Mali-Blues
Afro-Pop
mit Amadou & Mariam ist Afrikas erfolgreichster Musik-Export
CW. Untergehakt
werden sie von zwei Helfern auf die Bühne geführt und vorne im
Scheinwerferlicht positioniert. Einer der Assistenten reicht Amadou Bagayoko seine rote E-Gitarre, der
andere Mariam Doumbia ein Mikrofon. Jetzt sind sie einsatzbereit – das Konzert
kann beginnen. Trommelwirbel prasseln hernieder, der Bass hakt sich ein, die
Gitarre steigt in luftige Höhen empor - und dann hebt der Afro-Pop von Amadou
& Mariam ab.
Das Musikerehepaar
aus Mali ist blind. Dennoch haben sie es im letzten Jahrzehnt zu weltweiter
Popularität gebracht. Ihre Schallplatten wurden vergoldet, sie werden von Stars
wie Damon Albarn (Blur) und Stevie Wonder hofiert, sind mit Coldplay und U2
aufgetreten und haben auf der Friedensnobelpreisfeier von Barack Obama
gespielt.
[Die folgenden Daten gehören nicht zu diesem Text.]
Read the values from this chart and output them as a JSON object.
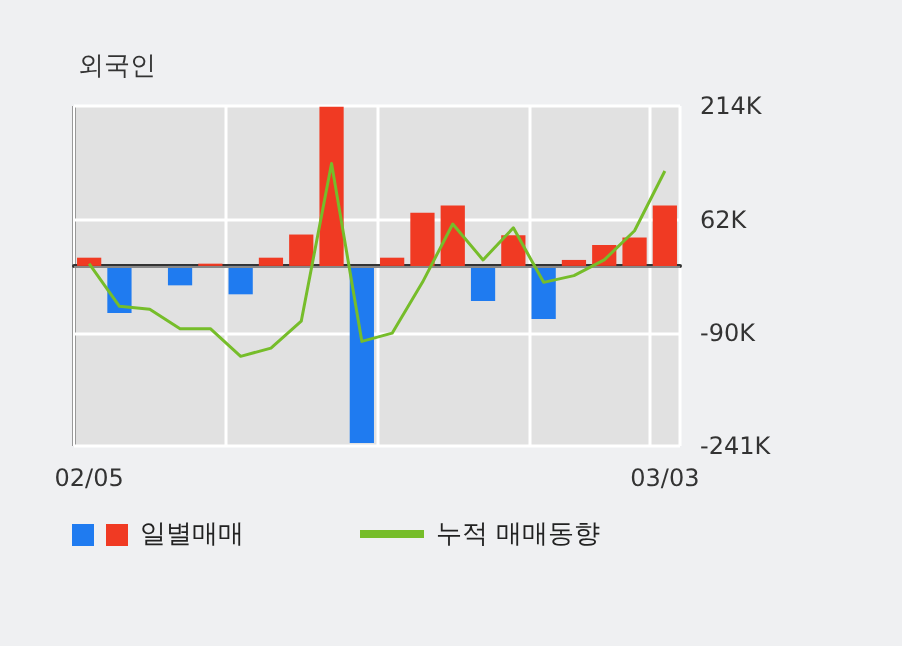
{
  "chart_data": {
    "type": "bar",
    "title": "외국인",
    "categories": [
      "02/05",
      null,
      null,
      null,
      null,
      null,
      null,
      null,
      null,
      null,
      null,
      null,
      null,
      null,
      null,
      null,
      null,
      null,
      null,
      "03/03"
    ],
    "series": [
      {
        "name": "일별매매",
        "values": [
          11,
          -63,
          0,
          -26,
          3,
          -38,
          11,
          42,
          213,
          -237,
          11,
          71,
          81,
          -47,
          41,
          -71,
          8,
          28,
          38,
          81
        ],
        "colors": [
          "#f03a23",
          "#1f7bf0",
          "#f03a23",
          "#1f7bf0",
          "#f03a23",
          "#1f7bf0",
          "#f03a23",
          "#f03a23",
          "#f03a23",
          "#1f7bf0",
          "#f03a23",
          "#f03a23",
          "#f03a23",
          "#1f7bf0",
          "#f03a23",
          "#1f7bf0",
          "#f03a23",
          "#f03a23",
          "#f03a23",
          "#f03a23"
        ]
      },
      {
        "name": "누적 매매동향",
        "type": "line",
        "color": "#76bd2a",
        "values": [
          3,
          -54,
          -58,
          -84,
          -84,
          -121,
          -110,
          -74,
          137,
          -101,
          -90,
          -22,
          56,
          8,
          51,
          -22,
          -13,
          8,
          47,
          127
        ]
      }
    ],
    "ylim": [
      -241,
      214
    ],
    "yticks": [
      {
        "value": 214,
        "label": "214K"
      },
      {
        "value": 62,
        "label": "62K"
      },
      {
        "value": -90,
        "label": "-90K"
      },
      {
        "value": -241,
        "label": "-241K"
      }
    ],
    "ref_lines": [
      {
        "axis": "y",
        "value": 0,
        "label": null,
        "color": "#888888"
      }
    ],
    "grid": true,
    "legend": "bottom",
    "marker": "none",
    "line_style": "solid"
  }
}
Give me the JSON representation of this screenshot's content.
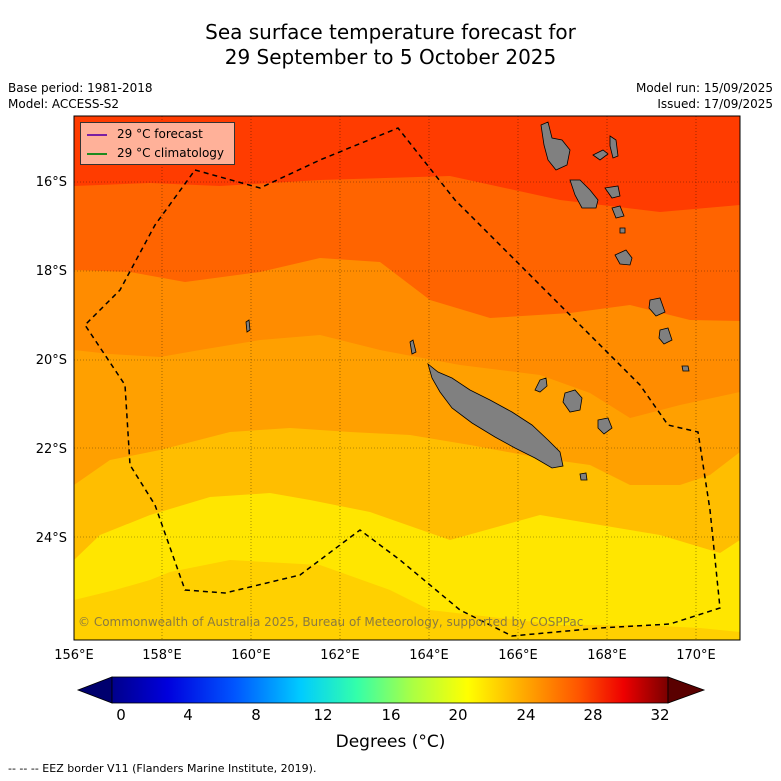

Amadou & Mariam sind zu Afrikas erfolgreichstem Musikexport im
21. Jahrhundert geworden. Ein Phänomen!
Fast
bewegungslos stehen sie im übervollen Reutlinger Kulturzentrum Franz K im Bühnenlicht,
während ihre siebenköpfige Begleitband ein Feuerwerk an elektrisierender Musik
und ekstatischer Show abbrennt. Der Perkussionist feuert Salven von
Trommelwirbeln ab, Schlagzeuger und
Bassgitarrist grooven was das Zeug hält und die Begleitsängerinnen legen
ausgelassene Spring- und Hüpfttänze aufs Parkett, während Amadou seine
flirrenden Gitarrenmelodien in den Saal hinauskatapultiert, die so anders
klingen als die üblichen Rockgitarrensoli. Immer dichter und dichter wird die
Musik, immer intensiver der Sound. Im Saal beginnt es zu brodeln. Viele Zuhörer
tanzen, andere zucken im Rhythmus der Musik
Gehüllt
in feinstes Tuch mit Goldbrokat besetzt sowie sündhaft teuren Designer-Sonnenbrillen,
bilden Amadou & Mariam den Fels in der Brandung. Sie sind der Ruhepol im
Herzen des Hurrikans, strahlen Autorität und Würde aus. Wenn Mariam mit ihrer
dunklen Stimme einen neuen Song anstimmt und mit Anfeuerungsrufen den Rhythmus in
Schwung bringt, ist klar, bei wem hier die Fäden zusammenlaufen.
Dass das Musikerehepaar
weltweite Triumphe feiert, grenzt an ein Wunder. In Mali sind Blinde
normalerweise einem Schicksal als Bettler geweiht. Amadou und Mariam trafen
sich in den 60er Jahren in der einzigen Blindenschule des Landes und peilten
zielstrebig eine Musikkarriere an. In den 90er Jahren wurde ein französischer
Manager auf sie aufmerksam. Er brachte die beiden nach Paris, wo sie heute,
wenn sie nicht auf Tournee sind, die meiste Zeit verbringen. Durch kluge
Karriereschritte avancierte das “blinde Ehepaar aus Mali” zu einer Sensation in
der Kategorie “Weltmusik”.
Ihr
elektrischer Afro-Pop speist sich aus all den verschiedenen Stile, die
irgendwann in den letzten 40 Jahren in Afrika einmal populär waren: kubanischen
Rumba, französische Chansons, Funk, Soul und westafrikanische Gitarrenklänge. In
dieser energiegeladenen Musik voller Drive hört man Gitarrenriffs, wie sie
typisch für den “Mali Blues” sind, der von Ali Farka Touré im Verein mit Ry
Cooder im Westen bekannt gemacht wurde. Oft gibt Mariam eine Zeile vor, die von
den beiden Begleitsängerin aufgenommen und zurückgeworfen wird. Amadou &
Mariam sind zu musikalischen Botschaftern für Afrika in der Welt geworden. Das Publikum lag ihnen zu Füßen.